When will the state of California and the federal government decide that building desalination plants is the only way to alleviate any Western water shortages? While the cost may be high, it really is only the logical solution to the problem. 

John Hoelzel

Retired, Tucson

Federal lawmakers

not doing their job

It’s time for the American people to act on the dereliction of duty encompassed by our representatives and senators in Washington, D.C. These representatives weren’t elected to fight public opinion, run meaningless partisan goose chases, attack one another, attack the president of the United States at every turn, fail to create an atmosphere where we as a people can feel confident about our futures, spend our hard-earned money on anything other than helping us as a people to advance in every way possible toward the American dream. Jobs, health care, infrastructure, immigration, raising minimum wages, manufacturing, etc., are being treated as if meaningless.  If Congress wants to entertain the idea of a lawsuit of any kind, it had better think twice, because we the American people have better than a strong case against those very representatives, and I think we all have reached that point.

Rick Phanton

Exhibit fabricator, Tucson

I have a healthy heart,

thanks to doctor, nurse

In 1993 I had a heart attack, a week later quadruple bypass surgery and two months later another heart attack.
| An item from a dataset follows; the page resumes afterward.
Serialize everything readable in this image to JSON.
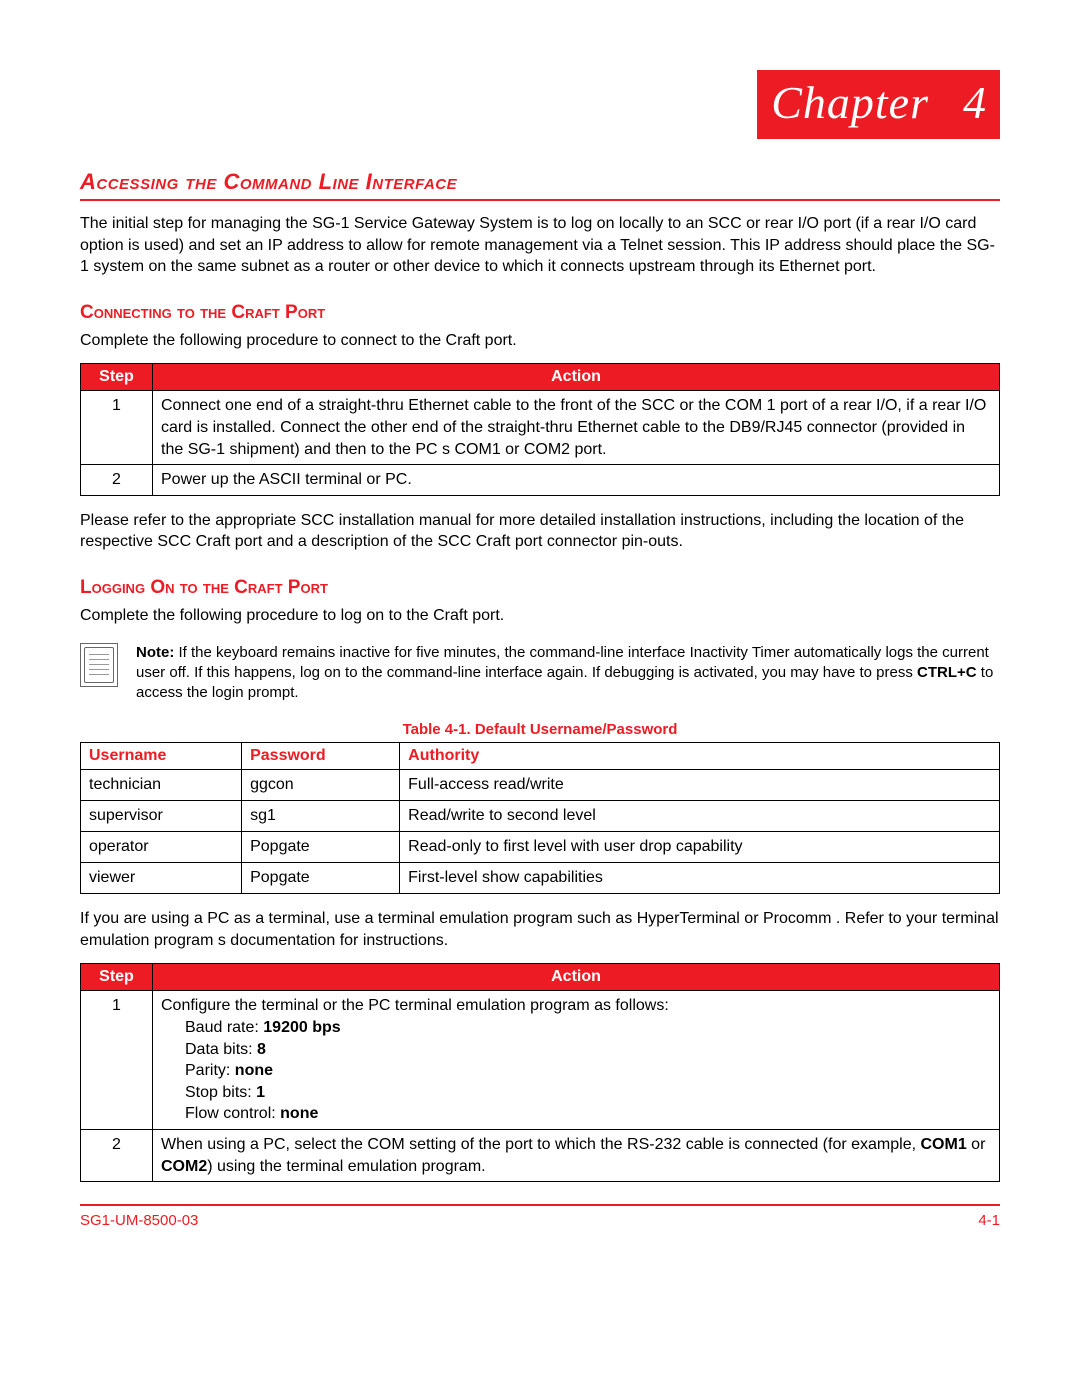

At 58 years old I was physically, psychologically and emotionally unable to return to work. My continued efforts to turn my life around were finally rewarded in 1994 when I found Dr. Charles Katzenberg, who is now with the University of Arizona Sarver Heart Center.

It has a been a privilege and an honor to be his patient and part of the Heart Series program that Katzenberg and Edna Silva, R.N., created 21 years ago to reverse, halt and prevent coronary artery disease. The program was the first of its kind in Tucson.

Since then I have enjoyed a healthy heart. I am proud to call Katzenberg my hero and my friend.